Le FBI suit des règles strictes dans tout ce qu'il fait. C’est aussi le cas lors d'une perquisition, et notamment d'une perquisition très particulière, à savoir chez l'ex-président Donald Trump. L'une de ces règles stipule que tout ce qui est trouvé doit immédiatement être photographié. C'est ce qui s'est passé le 8 août lorsque les agents du FBI ont frappé à la porte de Mar-a-Lago, la résidence de Trump à Palm Beach, en Floride.
Lors de cette opération, le FBI a trouvé 15 boîtes contenant des éléments que l'ex-président aurait dû, selon la loi, remettre aux archives nationales. Elles contenaient plus d'une centaine de documents classés «secrets», dont 25 étaient même «top secret». Les agents ont également photographié ces documents, comme le veut la règle.
Ces photos ont été publiées. On y voit des documents posés au sol avec des pages de garde rouges («secret») et jaunes («top secret»). Il est ainsi évident que l'ex-président n'était pas seulement en possession de documents qui ne lui appartiennent pas, mais qui appartiennent au public.
Les photos qui viennent d'être publiées par le ministère de la Justice prouvent une fois de plus une vieille maxime du journalisme: «une image vaut mille mots». Mais comment en est-on arrivé là ? Ironie du sort, Trump est tombé dans un piège qu'il avait lui-même tendu. Mais reprenons les choses dans l'ordre:
Trump et ses avocats tentent par tous les moyens de rendre la vie difficile au FBI et au ministère de la Justice et d'entraver, voire d'empêcher le plus longtemps possible l'exploitation de ces documents. C'est pourquoi ils ont déposé une requête auprès du tribunal dans laquelle ils demandent qu'une personne indépendante - un «Special Master» - examine d'abord si ces documents peuvent réellement être consultés par le FBI ou s'ils sont protégés grâce à l'«executive privilege» du président.
Or ce n'était pas une bonne idée. Une juge nommée par Trump a fait savoir qu'elle n'était pas hostile à ce prestige, mais a exigé au préalable une prise de position du ministère de la Justice. Elle a ainsi ouvert une large porte au ministre de la Justice Merrick Garland pour qu'il s'explique et celui-ci ne s'est pas fait prier deux fois.

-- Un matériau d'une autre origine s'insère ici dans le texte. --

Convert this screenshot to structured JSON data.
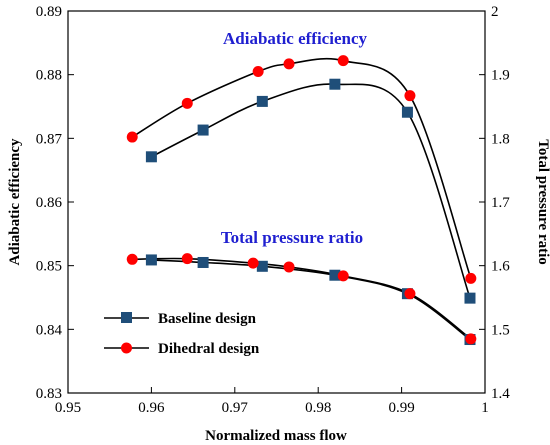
{
  "chart_data": {
    "type": "line",
    "x_axis": {
      "label": "Normalized mass flow",
      "range": [
        0.95,
        1.0
      ],
      "ticks": [
        "0.95",
        "0.96",
        "0.97",
        "0.98",
        "0.99",
        "1"
      ]
    },
    "y_axis_left": {
      "label": "Adiabatic efficiency",
      "range": [
        0.83,
        0.89
      ],
      "ticks": [
        "0.83",
        "0.84",
        "0.85",
        "0.86",
        "0.87",
        "0.88",
        "0.89"
      ]
    },
    "y_axis_right": {
      "label": "Total pressure ratio",
      "range": [
        1.4,
        2.0
      ],
      "ticks": [
        "1.4",
        "1.5",
        "1.6",
        "1.7",
        "1.8",
        "1.9",
        "2"
      ]
    },
    "annotations": {
      "efficiency": "Adiabatic efficiency",
      "pressure": "Total pressure ratio"
    },
    "legend": {
      "placement": "bottom-left",
      "entries": [
        "Baseline design",
        "Dihedral design"
      ]
    },
    "grid": false,
    "series": [
      {
        "name": "Baseline design",
        "axis": "left",
        "color": "#1f4e79",
        "marker": "square",
        "x": [
          0.96,
          0.9662,
          0.9733,
          0.982,
          0.9907,
          0.9982
        ],
        "y": [
          0.8671,
          0.8713,
          0.8758,
          0.8785,
          0.8741,
          0.8449
        ]
      },
      {
        "name": "Dihedral design",
        "axis": "left",
        "color": "#ff0000",
        "marker": "circle",
        "x": [
          0.9577,
          0.9643,
          0.9728,
          0.9765,
          0.983,
          0.991,
          0.9983
        ],
        "y": [
          0.8702,
          0.8755,
          0.8805,
          0.8817,
          0.8822,
          0.8767,
          0.848
        ]
      },
      {
        "name": "Baseline design",
        "axis": "right",
        "color": "#1f4e79",
        "marker": "square",
        "x": [
          0.96,
          0.9662,
          0.9733,
          0.982,
          0.9907,
          0.9982
        ],
        "y": [
          1.609,
          1.605,
          1.599,
          1.585,
          1.556,
          1.484
        ]
      },
      {
        "name": "Dihedral design",
        "axis": "right",
        "color": "#ff0000",
        "marker": "circle",
        "x": [
          0.9577,
          0.9643,
          0.9722,
          0.9765,
          0.983,
          0.991,
          0.9983
        ],
        "y": [
          1.61,
          1.611,
          1.604,
          1.598,
          1.584,
          1.556,
          1.485
        ]
      }
    ]
  }
}
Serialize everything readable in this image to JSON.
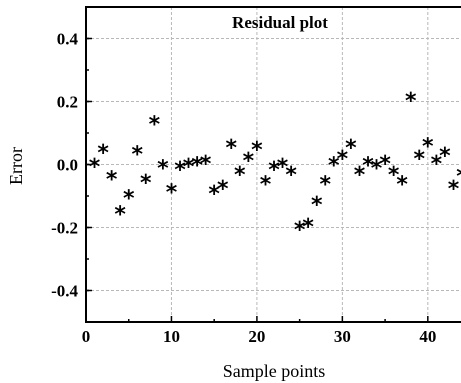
{
  "chart_data": {
    "type": "scatter",
    "title": "Residual plot",
    "xlabel": "Sample points",
    "ylabel": "Error",
    "xlim": [
      0,
      44
    ],
    "ylim": [
      -0.5,
      0.5
    ],
    "x_ticks": [
      0,
      10,
      20,
      30,
      40
    ],
    "y_ticks": [
      -0.4,
      -0.2,
      0.0,
      0.2,
      0.4
    ],
    "x_tick_labels": [
      "0",
      "10",
      "20",
      "30",
      "40"
    ],
    "y_tick_labels": [
      "-0.4",
      "-0.2",
      "0.0",
      "0.2",
      "0.4"
    ],
    "grid": true,
    "marker": "*",
    "color": "#000000",
    "points": [
      [
        1,
        -0.005
      ],
      [
        2,
        0.04
      ],
      [
        3,
        -0.045
      ],
      [
        4,
        -0.155
      ],
      [
        5,
        -0.105
      ],
      [
        6,
        0.035
      ],
      [
        7,
        -0.055
      ],
      [
        8,
        0.13
      ],
      [
        9,
        -0.01
      ],
      [
        10,
        -0.085
      ],
      [
        11,
        -0.015
      ],
      [
        12,
        -0.005
      ],
      [
        13,
        0.0
      ],
      [
        14,
        0.005
      ],
      [
        15,
        -0.09
      ],
      [
        16,
        -0.075
      ],
      [
        17,
        0.055
      ],
      [
        18,
        -0.03
      ],
      [
        19,
        0.015
      ],
      [
        20,
        0.05
      ],
      [
        21,
        -0.06
      ],
      [
        22,
        -0.015
      ],
      [
        23,
        -0.005
      ],
      [
        24,
        -0.03
      ],
      [
        25,
        -0.205
      ],
      [
        26,
        -0.195
      ],
      [
        27,
        -0.125
      ],
      [
        28,
        -0.06
      ],
      [
        29,
        0.0
      ],
      [
        30,
        0.02
      ],
      [
        31,
        0.055
      ],
      [
        32,
        -0.03
      ],
      [
        33,
        0.0
      ],
      [
        34,
        -0.01
      ],
      [
        35,
        0.005
      ],
      [
        36,
        -0.03
      ],
      [
        37,
        -0.06
      ],
      [
        38,
        0.205
      ],
      [
        39,
        0.02
      ],
      [
        40,
        0.06
      ],
      [
        41,
        0.005
      ],
      [
        42,
        0.03
      ],
      [
        43,
        -0.075
      ],
      [
        44,
        -0.035
      ]
    ]
  }
}
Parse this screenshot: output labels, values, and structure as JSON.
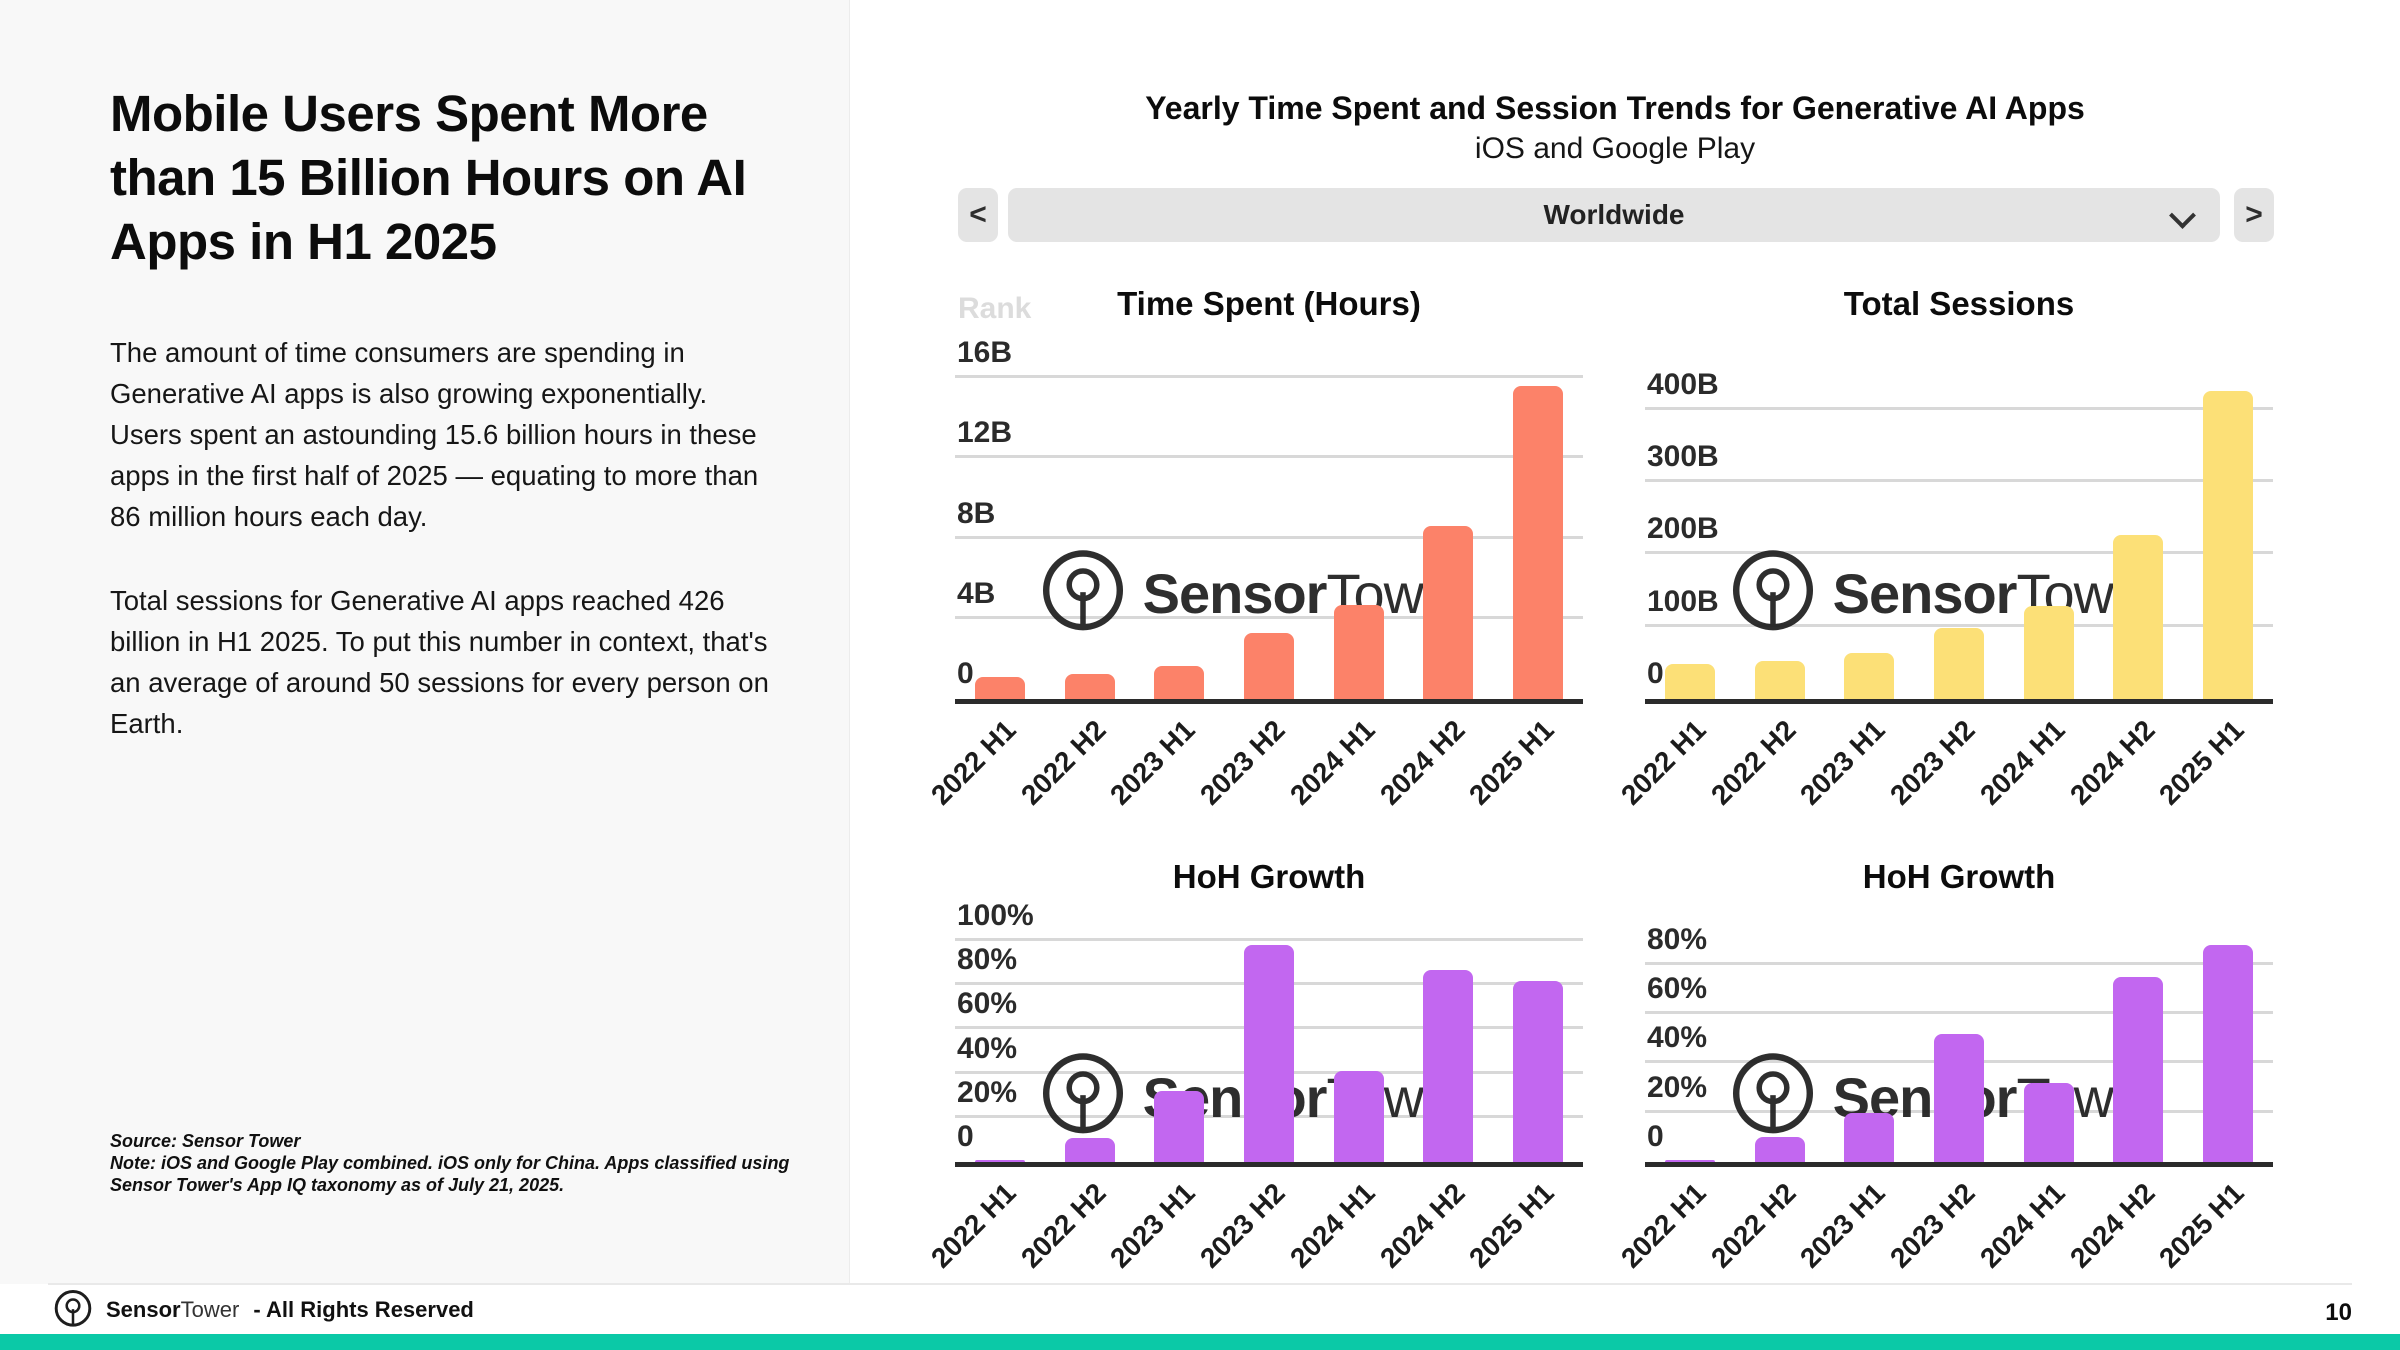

Sur 36 pages, le ministère de la Justice a expliqué pourquoi la perquisition n'était pas seulement nécessaire, mais aussi légale, et pourquoi la mise en place d'un Special Master était absurde, puisque les clarifications demandées avaient déjà été effectuées. Et cerise sur le gâteau: les photos en question ont été jointes à cette prise de position.
Trump a ainsi été neutralisé de manière classique. Preet Bahara, l'ancien chef du Southern District of New York - le procureur le plus sévère des Etats-Unis - a déclaré laconiquement au «New York Times» : «L'équipe de Trump n'a pas vraiment obtenu ce qu'elle espérait».
Il ressort également de la prise de position du ministère de la Justice que les avocats de Trump ont menti sur toute la ligne. Ils ont en effet déclaré à un représentant du ministère de la Justice qu'ils avaient fouillé toutes les pièces de Mar-a-Lago et n'avaient rien trouvé. Alors que les agents du FBI sont tombés en quelques heures sur les documents en question. Les avocats de Trump doivent donc désormais s'attendre à être appelés à témoigner, voire à être inculpés.
Merrick Garland est un homme extrêmement pointilleux qui respecte scrupuleusement les règles. Il peut rire dans sa barbe du comportement maladroit de l'équipe Trump. Matthew Miller, un ancien porte-parole du ministère de la Justice, l'a formulé comme suit au New York Times.
Merrick Garland a toutefois un problème. Doit-il ou non poursuivre Trump en justice? La probabilité d'une inculpation a considérablement augmenté, non seulement parce qu'il existe désormais des preuves claires, mais aussi parce que Trump et ses partisans se comportent de manière idiote.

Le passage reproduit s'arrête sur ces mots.